You should now feel confident:

* Logging continuous-control trajectories directly into a **Ray Dataset** for scalable preprocessing  
* Streaming data into a **Ray Train** workload using Ray Data + Lightning with minimal integration overhead  
* Saving structured checkpoints with `ray.train.report()` and leveraging **Ray’s fault-tolerant recovery**  
* Running reverse diffusion sampling directly in-notebook—or scaling it up as **Ray remote tasks**  

---

### 🚀 Where can you take this next?

1. **Evaluate in the Environment**  
   * Load the best checkpoint, deploy the policy in Gym’s `Pendulum-v1`, and log episode returns.  
   * Compare against baseline behavior cloning or TD3/TD3+BC.

2. **Larger & Richer Datasets**  
   * Generate 100 k+ steps with a scripted controller or collect data from a learned agent.  
   * Swap in other classic-control tasks like `CartPole` or `MountainCar`.

3. **Model & Loss Upgrades**  
   * Add timestep embeddings or a small transformer for better temporal reasoning.  
   * Experiment with different noise schedules or auxiliary consistency losses.

4. **Hyperparameter Sweeps**  
   * Wrap the training loop in **Ray Tune** and grid-search learning rate, hidden size, or diffusion steps.  
   * Use Tune’s automatic checkpoint pruning to keep only the top-N runs.

5. **Mixed Precision & Performance**  
   * Enable `torch.set_float32_matmul_precision('high')` to leverage A10G Tensor Cores.  
   * Profile GPU utilization across workers and tune batch size accordingly.

6. **Real Robotics Logs**  
   * Replace Pendulum with logs from a real robotic apparatus stored in Parquet; Ray Data shards them just the same.

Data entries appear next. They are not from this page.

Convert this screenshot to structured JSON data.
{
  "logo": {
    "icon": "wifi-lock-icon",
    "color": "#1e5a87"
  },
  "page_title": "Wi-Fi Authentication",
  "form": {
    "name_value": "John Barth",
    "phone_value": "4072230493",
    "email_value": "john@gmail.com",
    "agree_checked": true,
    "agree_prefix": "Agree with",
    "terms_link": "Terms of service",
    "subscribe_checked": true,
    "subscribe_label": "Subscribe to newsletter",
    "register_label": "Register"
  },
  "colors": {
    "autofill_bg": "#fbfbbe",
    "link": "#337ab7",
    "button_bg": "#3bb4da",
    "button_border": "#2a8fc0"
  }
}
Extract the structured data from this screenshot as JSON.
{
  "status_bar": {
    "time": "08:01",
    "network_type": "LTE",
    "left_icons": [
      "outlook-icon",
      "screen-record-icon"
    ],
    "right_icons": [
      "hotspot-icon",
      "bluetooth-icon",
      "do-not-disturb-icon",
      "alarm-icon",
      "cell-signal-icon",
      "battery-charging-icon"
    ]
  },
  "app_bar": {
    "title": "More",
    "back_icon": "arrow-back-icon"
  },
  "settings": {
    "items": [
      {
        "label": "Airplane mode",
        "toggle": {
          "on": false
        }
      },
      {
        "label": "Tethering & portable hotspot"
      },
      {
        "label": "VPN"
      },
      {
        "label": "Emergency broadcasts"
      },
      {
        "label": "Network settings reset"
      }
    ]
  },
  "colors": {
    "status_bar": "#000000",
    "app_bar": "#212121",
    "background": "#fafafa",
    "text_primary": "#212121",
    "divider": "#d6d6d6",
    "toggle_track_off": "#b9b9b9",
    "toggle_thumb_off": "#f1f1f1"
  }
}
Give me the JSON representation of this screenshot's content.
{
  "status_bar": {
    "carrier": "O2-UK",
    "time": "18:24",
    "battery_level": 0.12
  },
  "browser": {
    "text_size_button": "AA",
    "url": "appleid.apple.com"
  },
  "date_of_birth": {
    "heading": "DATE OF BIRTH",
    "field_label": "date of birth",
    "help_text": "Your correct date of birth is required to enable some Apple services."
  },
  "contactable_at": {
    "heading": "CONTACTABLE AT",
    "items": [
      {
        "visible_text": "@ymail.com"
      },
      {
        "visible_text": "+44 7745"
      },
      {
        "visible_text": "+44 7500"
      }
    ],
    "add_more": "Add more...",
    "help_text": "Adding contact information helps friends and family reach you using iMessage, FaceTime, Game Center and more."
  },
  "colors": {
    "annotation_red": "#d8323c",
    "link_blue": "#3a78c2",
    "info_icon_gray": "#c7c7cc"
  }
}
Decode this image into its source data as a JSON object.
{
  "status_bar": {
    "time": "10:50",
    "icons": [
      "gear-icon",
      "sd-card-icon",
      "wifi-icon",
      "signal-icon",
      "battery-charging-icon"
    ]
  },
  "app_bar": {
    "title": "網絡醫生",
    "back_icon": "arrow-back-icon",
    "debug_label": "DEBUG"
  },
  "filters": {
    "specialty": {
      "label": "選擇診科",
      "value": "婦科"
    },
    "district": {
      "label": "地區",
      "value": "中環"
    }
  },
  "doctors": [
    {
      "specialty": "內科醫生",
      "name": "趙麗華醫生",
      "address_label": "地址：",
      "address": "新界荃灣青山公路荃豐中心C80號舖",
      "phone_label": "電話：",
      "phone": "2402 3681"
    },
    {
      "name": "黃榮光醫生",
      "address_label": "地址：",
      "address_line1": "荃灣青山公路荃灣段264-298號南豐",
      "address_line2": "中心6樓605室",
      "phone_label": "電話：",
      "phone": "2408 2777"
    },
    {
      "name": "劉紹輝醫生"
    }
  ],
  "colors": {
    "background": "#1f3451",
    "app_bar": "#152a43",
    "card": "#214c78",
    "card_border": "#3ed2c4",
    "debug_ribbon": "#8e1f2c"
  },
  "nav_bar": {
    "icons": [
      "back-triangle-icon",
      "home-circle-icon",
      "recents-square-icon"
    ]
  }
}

7. **Serving the Policy**  
   * Export the trained MLP to TorchScript and deploy with **Ray Serve** for low-latency inference.  
   * Hook it to a real-time simulator or a web dashboard.

8. **End-to-End MLOps**  
   * Track checkpoints and metrics with MLflow or Weights & Biases.  
   * Schedule nightly Ray Jobs on Anyscale to retrain as new data arrives.